Jinkins and Wilcox, who have been communicating regularly, agree there are opportunities to put people back to work sooner than later. Both gave the example of the landscaping industry where social distancing may be easier to maintain, and online auto sales.
So far, Democratic and Republican leaders in the Legislature have been united in their support of Inslee's emergency actions. But recently there have been signs of cracks in that bipartisanship.
Minority Republicans have been pushing Inslee to allow private construction, and home building in particular, to resume. Inslee said talks are underway to do that, but he's not committed to a timeline.
In a statement Wednesday, Senate Republican Leader Mark Schoesler criticized Inslee's emergency order shuttering non-essential businesses as too broad, especially compared to Oregon and California. On Monday, Inslee announced a pact with those other West Coast states to work together on reopening the economy and controlling COVID-19.
“Oregon’s governor closed types of businesses where social distancing is impractical or impossible, and let everyone else stay open as long as they adhere to social distancing requirements,” Schoesler said in his statement. “That’s a practical, common-sense approach that I wish our governor would use to allow more of our state’s economy to function.”

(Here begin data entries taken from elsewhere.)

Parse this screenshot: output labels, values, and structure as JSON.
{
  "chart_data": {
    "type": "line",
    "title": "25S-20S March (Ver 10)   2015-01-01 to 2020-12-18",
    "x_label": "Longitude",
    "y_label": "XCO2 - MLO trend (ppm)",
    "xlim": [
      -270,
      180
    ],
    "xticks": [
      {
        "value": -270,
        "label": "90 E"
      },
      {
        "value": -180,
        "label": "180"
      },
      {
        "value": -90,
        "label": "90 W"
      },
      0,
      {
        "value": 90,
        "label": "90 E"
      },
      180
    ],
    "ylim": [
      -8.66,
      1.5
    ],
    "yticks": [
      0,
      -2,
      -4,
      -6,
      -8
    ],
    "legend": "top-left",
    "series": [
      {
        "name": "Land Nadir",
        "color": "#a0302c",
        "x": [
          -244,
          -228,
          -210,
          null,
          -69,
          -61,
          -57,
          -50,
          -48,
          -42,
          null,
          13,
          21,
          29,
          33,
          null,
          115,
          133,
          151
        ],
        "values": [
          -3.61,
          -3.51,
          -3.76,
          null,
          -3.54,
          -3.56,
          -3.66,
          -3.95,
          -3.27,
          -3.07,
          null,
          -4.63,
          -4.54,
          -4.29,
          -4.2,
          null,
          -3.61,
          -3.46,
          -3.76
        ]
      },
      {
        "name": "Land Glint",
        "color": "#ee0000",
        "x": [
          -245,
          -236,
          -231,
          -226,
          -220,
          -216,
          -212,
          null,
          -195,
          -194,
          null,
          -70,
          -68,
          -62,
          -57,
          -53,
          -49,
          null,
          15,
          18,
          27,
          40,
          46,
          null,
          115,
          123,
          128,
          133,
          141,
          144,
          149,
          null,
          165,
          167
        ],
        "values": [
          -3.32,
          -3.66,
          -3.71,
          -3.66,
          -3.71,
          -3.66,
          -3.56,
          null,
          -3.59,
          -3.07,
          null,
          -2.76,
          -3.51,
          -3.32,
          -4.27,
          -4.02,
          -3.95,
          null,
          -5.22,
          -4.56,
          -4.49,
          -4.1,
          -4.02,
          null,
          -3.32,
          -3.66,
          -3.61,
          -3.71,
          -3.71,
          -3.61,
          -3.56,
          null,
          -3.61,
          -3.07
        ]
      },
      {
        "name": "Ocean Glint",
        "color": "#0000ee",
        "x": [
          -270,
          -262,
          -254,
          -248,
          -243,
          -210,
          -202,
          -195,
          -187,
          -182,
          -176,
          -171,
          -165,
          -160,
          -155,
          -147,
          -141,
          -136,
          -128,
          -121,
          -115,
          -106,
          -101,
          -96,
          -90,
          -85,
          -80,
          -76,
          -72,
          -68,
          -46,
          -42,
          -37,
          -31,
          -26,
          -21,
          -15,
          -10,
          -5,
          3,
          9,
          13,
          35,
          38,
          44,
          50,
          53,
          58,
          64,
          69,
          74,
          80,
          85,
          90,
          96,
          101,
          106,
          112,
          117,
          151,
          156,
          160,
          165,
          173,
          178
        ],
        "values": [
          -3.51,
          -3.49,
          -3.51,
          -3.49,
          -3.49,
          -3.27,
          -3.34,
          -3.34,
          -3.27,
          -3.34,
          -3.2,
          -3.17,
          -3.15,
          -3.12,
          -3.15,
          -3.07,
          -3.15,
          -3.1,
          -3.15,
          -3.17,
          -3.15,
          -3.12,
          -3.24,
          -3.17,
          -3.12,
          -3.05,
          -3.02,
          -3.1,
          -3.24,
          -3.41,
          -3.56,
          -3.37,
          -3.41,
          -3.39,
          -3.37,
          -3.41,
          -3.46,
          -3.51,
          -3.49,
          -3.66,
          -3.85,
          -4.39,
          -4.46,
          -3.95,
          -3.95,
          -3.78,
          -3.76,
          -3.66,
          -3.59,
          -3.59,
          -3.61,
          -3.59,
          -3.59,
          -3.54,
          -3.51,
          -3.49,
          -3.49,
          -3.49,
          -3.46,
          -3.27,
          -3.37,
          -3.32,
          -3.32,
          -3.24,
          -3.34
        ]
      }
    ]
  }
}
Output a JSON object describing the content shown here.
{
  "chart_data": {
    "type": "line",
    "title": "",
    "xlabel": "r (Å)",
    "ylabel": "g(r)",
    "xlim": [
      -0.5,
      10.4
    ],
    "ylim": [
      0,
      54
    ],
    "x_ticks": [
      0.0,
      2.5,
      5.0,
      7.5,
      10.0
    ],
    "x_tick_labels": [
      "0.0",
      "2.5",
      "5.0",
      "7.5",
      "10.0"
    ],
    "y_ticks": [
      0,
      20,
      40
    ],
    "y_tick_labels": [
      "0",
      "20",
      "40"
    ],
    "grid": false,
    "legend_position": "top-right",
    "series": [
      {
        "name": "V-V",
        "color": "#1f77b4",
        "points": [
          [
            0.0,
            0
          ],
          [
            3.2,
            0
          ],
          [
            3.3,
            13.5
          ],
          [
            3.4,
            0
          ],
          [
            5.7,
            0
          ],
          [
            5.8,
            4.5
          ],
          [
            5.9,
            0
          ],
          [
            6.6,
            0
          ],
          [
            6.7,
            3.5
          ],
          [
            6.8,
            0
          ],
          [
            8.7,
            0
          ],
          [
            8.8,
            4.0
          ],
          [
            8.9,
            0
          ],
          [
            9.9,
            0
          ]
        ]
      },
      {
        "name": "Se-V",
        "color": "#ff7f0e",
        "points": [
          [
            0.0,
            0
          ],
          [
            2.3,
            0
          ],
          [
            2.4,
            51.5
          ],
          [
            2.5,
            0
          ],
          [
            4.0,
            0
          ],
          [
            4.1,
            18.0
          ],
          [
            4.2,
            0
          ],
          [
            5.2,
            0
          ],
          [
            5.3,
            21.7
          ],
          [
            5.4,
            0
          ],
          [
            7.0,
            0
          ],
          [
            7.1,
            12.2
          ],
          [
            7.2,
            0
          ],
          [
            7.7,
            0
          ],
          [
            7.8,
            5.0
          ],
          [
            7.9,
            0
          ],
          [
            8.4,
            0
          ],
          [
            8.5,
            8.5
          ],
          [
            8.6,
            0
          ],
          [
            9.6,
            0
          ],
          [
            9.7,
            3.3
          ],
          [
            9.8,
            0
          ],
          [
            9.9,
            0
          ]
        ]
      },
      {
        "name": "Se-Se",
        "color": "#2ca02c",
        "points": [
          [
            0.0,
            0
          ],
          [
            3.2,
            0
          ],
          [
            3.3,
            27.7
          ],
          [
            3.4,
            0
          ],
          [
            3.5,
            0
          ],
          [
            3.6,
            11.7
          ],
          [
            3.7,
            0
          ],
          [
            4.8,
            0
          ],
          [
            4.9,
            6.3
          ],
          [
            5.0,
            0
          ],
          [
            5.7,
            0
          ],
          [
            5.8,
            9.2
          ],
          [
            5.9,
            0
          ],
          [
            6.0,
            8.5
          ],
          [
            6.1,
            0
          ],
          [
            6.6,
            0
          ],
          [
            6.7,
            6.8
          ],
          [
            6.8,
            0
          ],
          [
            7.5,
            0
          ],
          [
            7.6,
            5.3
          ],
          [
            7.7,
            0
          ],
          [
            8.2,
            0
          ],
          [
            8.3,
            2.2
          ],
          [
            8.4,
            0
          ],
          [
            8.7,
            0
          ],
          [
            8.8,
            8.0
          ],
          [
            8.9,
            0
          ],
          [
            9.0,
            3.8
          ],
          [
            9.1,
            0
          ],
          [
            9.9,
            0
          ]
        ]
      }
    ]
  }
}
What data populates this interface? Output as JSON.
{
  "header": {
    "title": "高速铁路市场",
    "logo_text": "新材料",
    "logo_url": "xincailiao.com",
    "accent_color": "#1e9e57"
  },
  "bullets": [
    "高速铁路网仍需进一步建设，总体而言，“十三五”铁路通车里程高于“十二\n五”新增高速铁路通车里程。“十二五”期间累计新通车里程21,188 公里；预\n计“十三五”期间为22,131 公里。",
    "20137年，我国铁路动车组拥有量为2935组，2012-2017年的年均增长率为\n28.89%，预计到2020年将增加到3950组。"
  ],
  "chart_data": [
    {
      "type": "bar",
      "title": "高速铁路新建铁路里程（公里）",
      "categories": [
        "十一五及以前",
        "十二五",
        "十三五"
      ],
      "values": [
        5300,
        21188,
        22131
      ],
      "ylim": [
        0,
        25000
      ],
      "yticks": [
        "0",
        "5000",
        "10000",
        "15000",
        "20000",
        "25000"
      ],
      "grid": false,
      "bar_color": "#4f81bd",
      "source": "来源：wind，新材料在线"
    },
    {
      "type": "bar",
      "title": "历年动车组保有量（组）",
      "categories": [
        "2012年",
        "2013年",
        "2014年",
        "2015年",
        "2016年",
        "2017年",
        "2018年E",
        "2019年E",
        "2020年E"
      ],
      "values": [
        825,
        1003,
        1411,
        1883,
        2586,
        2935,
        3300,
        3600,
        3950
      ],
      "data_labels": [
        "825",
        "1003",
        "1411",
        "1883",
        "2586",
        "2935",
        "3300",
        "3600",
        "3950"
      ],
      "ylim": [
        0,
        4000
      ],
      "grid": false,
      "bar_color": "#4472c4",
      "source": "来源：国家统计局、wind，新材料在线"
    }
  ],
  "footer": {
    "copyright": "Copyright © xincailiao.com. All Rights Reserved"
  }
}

At Washington’s Department of Commerce, director Lisa Brown of Spokane has been tasked with spearheading the state’s economic recovery. She anticipates the economy will reopen industry by industry and region by region.
“We’re looking at a restart of our economy, but it will be a new normal with new kinds of guidelines and safety standards in place,” Brown predicted.
For instance, some employees might have their temperatures taken as they arrive to work and there might be new social-distancing requirements in the workplace.
But even as some people get back to work, Brown warned the economic recovery will likely take years and require a federal response on par with the New Deal. Already, grinding to a halt of much of the economy has produced unprecedented numbers of claims for unemployment insurance. In Washington alone, over a three-week period nearly half a million workers applied for benefits.
For Inslee, who said science is driving his decisions, the looming question is when the long road to recovery can begin.
“Well, I am hopeful after May 4 there are some things that we can return to,” he said, adding quickly, “That is not a guarantee.”